Ghosn: notícias de um sequestro
Quando o jato Gulfstream-650 despontou nos céus de Tóquio e baixou o trem de pouso para aterrissar na cabeceira do aeroporto de Haneda, um pequeno exército de homens de terno e gravata se preparava para entrar no aparelho tão logo a porta fosse aberta. Quem visse a cena, certamente pensaria que seria mais um pequeno séquito de assessores do fabricante de automóveis Nissan, que se preparava para fazer os rapapés de praxe a Carlos Ghosn, também dito "o samurai", o homem que tirou a empresa das calendas no começo do milênio. Mas bastou que transcorresse um minuto para que a tripulação acionasse o fechamento automático das cortinas internas do avião. Algo de anormal transcorria lá dentro onde foi dada voz de prisão ao CEO.
O que as imagens revelam dois dias depois do ocorrido é que a brigada que madrugara para receber o presidente da Renault-Nissan-Mitsubishi – o maior conglomerado automotivo do mundo, que vendeu quase 11 milhões de veículos no último ano –, tinha interesses muito mais soturnos do que desejar-lhe um protocolar "irasshaimassê". Pois sob a alegação de sonegação fiscal e de uso indevido de dinheiro da empresa, ambas fraquíssimas, dali mesmo levaram-no para o sinistro complexo penitenciário de Kosuge, onde poderá ficar até três semanas incomunicável, segundo as normas processuais nipônicas, feitas sob medida para acuar os expoentes da Yakuza, como é conhecida a máfia local. Até agora, desconhecem-se detalhes do interrogatório.
O que se sabe, contudo, é que o mais aclamado executivo do hemisfério, o mago que conseguiu operar até a noite do domingo a mais bem sucedida alquimia empresarial entre Ocidente e Oriente, o homem que salvou o fabricante japonês do naufrágio e deu concretude a um dificílimo amálgama entre a cultura corporativa europeia e a japonesa, pois bem, que este quadro brilhante, vegeta há dois dias numa solitária onde está impedido de falar com advogados, e só pode receber a visita da esposa. Mesmo assim por 15 minutos ao dia, sob o olhar vigilante de um agente penitenciário. O detalhe mais estarrecedor é que ambos só podem conversar em japonês, língua em que ela é nada versada. Mas esse não é o único detalhe sórdido de um enredo que beira o surreal.
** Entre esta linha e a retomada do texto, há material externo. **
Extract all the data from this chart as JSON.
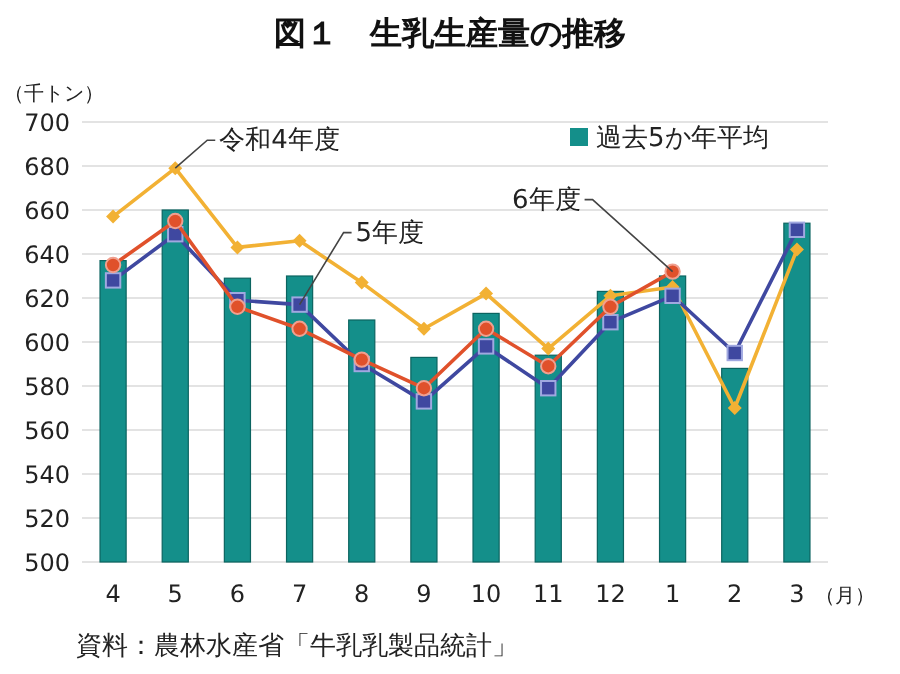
{
  "chart_data": {
    "type": "bar",
    "title": "図１　生乳生産量の推移",
    "ylabel": "（千トン）",
    "xlabel": "（月）",
    "categories": [
      "4",
      "5",
      "6",
      "7",
      "8",
      "9",
      "10",
      "11",
      "12",
      "1",
      "2",
      "3"
    ],
    "series": [
      {
        "name": "過去5か年平均",
        "color": "#148f8a",
        "values": [
          637,
          660,
          629,
          630,
          610,
          593,
          613,
          594,
          623,
          630,
          588,
          654
        ]
      },
      {
        "name": "令和4年度",
        "type": "line",
        "color": "#f2b134",
        "marker": "diamond",
        "values": [
          657,
          679,
          643,
          646,
          627,
          606,
          622,
          597,
          621,
          625,
          570,
          642
        ]
      },
      {
        "name": "5年度",
        "type": "line",
        "color": "#3f48a0",
        "marker": "square",
        "values": [
          628,
          649,
          619,
          617,
          590,
          573,
          598,
          579,
          609,
          621,
          595,
          651
        ]
      },
      {
        "name": "6年度",
        "type": "line",
        "color": "#e0512b",
        "marker": "circle",
        "values": [
          635,
          655,
          616,
          606,
          592,
          579,
          606,
          589,
          616,
          632,
          null,
          null
        ]
      }
    ],
    "ylim": [
      500,
      700
    ],
    "yticks": [
      500,
      520,
      540,
      560,
      580,
      600,
      620,
      640,
      660,
      680,
      700
    ],
    "grid": "y",
    "legend": "top right",
    "annotations": [
      "資料：農林水産省「牛乳乳製品統計」"
    ]
  }
}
Ora, na mesma noite, numa sala branca dos escritórios de Yokohama, onde Ghosn cumpriria uma longa agenda se não tivesse sido atalhado no aeroporto, o diretor-geral da Nissan, Hiroto Saikawa, compareceu desacompanhado a uma coletiva, depois de publicada a prisão na edição vespertina no Asahi Shimbum. E descreveu em termos dramáticos seu estado de espírito com o ocorrido: "Sinto uma profunda decepção, uma frustração, um desespero, uma indignação e raiva". Não contente com a verborragia desabrida vis-à-vis seu mentor e padrinho, atitude que não se coaduna com as práticas do Arquipélago, Saikawa antecipou a demissão sumária de Ghosn para a Assembleia da quinta-feira, 22 de novembro, dando elementos sobrantes para que se pense numa armação.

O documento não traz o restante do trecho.